402 challenge format

{
  "x402Version": 1,
  "accepts": [
    {
      "scheme": "aap-solana",
      "network": "solana-devnet",
      "maxAmountRequired": "1000000",
      "asset": "<usdc mint base58>",
      "payTo": "<merchant pubkey base58>",
      "resource": "/api/scrape",
      "description": "Pay-per-call scraper",
      "expectedTaskHash": "<hex 32B SHA-256 of canonical request>",
      "extra": {
        "custodyProgramId": "DbpCDp…nFp",
        "attestorProgramId": "DcbEtM…Xaa",
        "attestorPubkey": "<base58>"
      }
    }
  ]
}

X-Payment header (base64 JSON envelope)

{
  "version": 1,
  "scheme": "aap-solana",
  "payload": {
    "escrow_pda": "<base58>",
    "agent_owner": "<base58>",
    "task_hash": "<hex>"
  }
}

The agent computes task_hash deterministically from resource ‖ body ‖ agent_owner using SHA-256 — the server re-derives the same hash and rejects mismatches.
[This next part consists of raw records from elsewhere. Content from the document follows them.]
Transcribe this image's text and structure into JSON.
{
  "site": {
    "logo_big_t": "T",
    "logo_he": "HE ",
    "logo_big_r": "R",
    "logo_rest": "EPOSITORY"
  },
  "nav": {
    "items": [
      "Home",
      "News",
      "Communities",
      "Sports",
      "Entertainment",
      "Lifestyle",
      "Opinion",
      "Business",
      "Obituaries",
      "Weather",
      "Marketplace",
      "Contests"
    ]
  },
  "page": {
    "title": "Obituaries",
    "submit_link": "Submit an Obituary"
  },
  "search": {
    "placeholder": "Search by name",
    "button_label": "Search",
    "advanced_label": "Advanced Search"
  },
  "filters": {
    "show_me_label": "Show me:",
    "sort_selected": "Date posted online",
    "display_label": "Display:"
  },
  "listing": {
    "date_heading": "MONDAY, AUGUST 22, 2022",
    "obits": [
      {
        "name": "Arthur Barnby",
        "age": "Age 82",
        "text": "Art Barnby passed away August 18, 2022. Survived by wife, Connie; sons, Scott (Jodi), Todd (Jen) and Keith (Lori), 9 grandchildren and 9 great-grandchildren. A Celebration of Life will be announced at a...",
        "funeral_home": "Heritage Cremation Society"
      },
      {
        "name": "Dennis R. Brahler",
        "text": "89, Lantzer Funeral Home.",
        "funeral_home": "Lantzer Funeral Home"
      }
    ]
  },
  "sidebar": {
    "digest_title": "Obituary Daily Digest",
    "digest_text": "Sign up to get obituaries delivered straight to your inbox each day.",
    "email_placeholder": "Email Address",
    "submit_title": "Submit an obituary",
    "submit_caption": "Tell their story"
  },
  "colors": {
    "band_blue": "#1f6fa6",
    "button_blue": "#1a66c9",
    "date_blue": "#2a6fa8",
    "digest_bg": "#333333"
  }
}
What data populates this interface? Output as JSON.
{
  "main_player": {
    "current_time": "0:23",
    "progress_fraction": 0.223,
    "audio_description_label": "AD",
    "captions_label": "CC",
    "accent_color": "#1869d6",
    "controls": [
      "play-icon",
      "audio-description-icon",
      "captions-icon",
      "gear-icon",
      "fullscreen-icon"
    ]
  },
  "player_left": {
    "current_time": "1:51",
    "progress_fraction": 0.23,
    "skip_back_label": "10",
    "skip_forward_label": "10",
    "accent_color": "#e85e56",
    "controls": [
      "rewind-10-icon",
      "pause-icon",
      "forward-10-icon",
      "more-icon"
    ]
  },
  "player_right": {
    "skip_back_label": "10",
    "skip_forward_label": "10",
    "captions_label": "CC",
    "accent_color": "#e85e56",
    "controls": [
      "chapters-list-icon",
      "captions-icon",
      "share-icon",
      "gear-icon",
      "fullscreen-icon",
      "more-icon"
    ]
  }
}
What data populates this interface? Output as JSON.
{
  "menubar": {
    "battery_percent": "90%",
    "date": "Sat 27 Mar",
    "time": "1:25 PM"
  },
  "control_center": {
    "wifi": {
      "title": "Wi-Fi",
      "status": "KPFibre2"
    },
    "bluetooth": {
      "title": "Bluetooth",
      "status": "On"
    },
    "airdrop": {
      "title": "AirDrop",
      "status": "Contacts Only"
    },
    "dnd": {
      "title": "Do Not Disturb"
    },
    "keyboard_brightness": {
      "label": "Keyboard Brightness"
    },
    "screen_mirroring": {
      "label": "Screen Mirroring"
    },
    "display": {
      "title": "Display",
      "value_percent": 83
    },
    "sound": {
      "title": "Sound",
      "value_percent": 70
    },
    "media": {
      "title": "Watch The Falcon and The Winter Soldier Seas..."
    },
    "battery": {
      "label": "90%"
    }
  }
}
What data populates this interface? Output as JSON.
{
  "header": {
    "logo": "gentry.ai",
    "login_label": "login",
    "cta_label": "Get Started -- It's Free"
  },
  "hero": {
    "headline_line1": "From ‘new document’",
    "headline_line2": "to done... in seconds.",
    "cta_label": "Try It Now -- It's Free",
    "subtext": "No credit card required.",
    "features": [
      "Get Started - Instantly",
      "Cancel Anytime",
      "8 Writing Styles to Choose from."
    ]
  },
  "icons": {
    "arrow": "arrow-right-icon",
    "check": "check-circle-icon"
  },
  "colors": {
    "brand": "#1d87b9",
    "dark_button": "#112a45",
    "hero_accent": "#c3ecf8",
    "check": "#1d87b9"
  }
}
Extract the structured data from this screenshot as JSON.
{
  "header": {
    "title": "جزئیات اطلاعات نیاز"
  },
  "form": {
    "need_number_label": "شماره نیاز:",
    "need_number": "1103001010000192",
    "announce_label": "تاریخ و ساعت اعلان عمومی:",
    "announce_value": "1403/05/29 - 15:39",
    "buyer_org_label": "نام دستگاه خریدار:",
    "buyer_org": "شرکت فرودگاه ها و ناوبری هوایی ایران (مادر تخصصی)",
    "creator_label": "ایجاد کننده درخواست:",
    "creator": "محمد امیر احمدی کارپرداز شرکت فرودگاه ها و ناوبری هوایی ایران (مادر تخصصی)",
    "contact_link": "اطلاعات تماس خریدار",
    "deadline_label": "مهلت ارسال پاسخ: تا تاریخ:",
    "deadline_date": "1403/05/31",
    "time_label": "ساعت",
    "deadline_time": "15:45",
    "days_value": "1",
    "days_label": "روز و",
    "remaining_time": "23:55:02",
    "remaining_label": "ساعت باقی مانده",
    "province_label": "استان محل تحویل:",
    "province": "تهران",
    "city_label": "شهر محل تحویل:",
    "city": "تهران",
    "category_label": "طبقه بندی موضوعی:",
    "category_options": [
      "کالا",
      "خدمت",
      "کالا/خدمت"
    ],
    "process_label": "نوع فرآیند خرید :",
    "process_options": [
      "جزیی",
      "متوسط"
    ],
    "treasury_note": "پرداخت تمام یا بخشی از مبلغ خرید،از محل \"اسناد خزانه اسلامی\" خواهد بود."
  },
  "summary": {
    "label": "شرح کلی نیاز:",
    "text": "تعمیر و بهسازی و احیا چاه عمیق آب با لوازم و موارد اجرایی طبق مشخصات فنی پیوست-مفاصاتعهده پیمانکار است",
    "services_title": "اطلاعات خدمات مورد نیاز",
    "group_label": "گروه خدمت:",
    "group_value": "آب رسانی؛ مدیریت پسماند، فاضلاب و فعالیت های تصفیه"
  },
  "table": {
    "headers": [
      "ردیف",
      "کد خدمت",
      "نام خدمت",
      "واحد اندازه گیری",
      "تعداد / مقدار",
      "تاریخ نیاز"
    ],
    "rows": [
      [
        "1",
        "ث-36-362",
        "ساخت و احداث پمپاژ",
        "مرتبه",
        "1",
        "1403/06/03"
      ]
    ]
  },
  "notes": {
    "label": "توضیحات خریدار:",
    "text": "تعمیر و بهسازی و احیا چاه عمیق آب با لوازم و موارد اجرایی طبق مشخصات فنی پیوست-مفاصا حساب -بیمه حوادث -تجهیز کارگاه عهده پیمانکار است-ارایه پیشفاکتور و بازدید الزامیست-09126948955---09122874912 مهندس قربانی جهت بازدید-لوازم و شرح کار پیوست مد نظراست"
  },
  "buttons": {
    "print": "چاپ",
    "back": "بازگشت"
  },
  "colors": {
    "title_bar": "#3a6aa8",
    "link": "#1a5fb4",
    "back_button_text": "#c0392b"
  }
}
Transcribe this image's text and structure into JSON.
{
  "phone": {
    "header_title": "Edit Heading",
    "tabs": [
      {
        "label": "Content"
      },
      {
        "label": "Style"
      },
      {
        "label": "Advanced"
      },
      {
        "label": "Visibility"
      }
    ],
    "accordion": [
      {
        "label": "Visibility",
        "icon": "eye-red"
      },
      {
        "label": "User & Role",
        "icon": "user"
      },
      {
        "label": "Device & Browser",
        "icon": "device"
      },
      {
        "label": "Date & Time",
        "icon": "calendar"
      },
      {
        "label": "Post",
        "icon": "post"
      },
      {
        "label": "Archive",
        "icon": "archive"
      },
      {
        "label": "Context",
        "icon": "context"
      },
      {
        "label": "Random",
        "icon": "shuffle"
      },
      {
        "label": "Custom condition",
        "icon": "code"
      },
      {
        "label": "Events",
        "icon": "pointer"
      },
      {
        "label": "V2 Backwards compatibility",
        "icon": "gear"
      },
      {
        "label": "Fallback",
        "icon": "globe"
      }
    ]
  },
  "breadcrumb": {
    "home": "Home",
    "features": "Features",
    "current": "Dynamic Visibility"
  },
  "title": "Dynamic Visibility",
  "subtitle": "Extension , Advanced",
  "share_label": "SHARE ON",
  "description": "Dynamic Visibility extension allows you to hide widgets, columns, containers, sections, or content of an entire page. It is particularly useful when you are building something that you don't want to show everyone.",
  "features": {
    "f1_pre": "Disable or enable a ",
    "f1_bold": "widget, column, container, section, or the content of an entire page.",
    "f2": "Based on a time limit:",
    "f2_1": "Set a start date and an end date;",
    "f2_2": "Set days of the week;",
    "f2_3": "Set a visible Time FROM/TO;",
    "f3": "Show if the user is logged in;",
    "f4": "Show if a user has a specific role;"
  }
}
Response headers (200 with payment)

HTTP/1.1 200 OK
content-type: application/json
x-payment-settled: true
x-aap-tx-sig: 4DbqF4hG1sXmUKpPnrX3frPSMkB7ZpCdJ7VhvVQ78gPEbe7…
x-aap-proof-hash: a8a40b252bb74302…

Failure mode

If the on-chain settle fails after the handler ran (network blip, stale attestation, etc.) the response still flushes but with x-payment-settled: false and x-aap-error headers. The escrow stays in Pending and the agent can claim a refund after TTL.

Reference: spec compatibility

The challenge envelope follows x402.org conventions with a custom aap-solana scheme. Standard x402Version, accepts, maxAmountRequired, asset, payTo fields are preserved so existing x402 client libraries can reach the challenge surface without modification.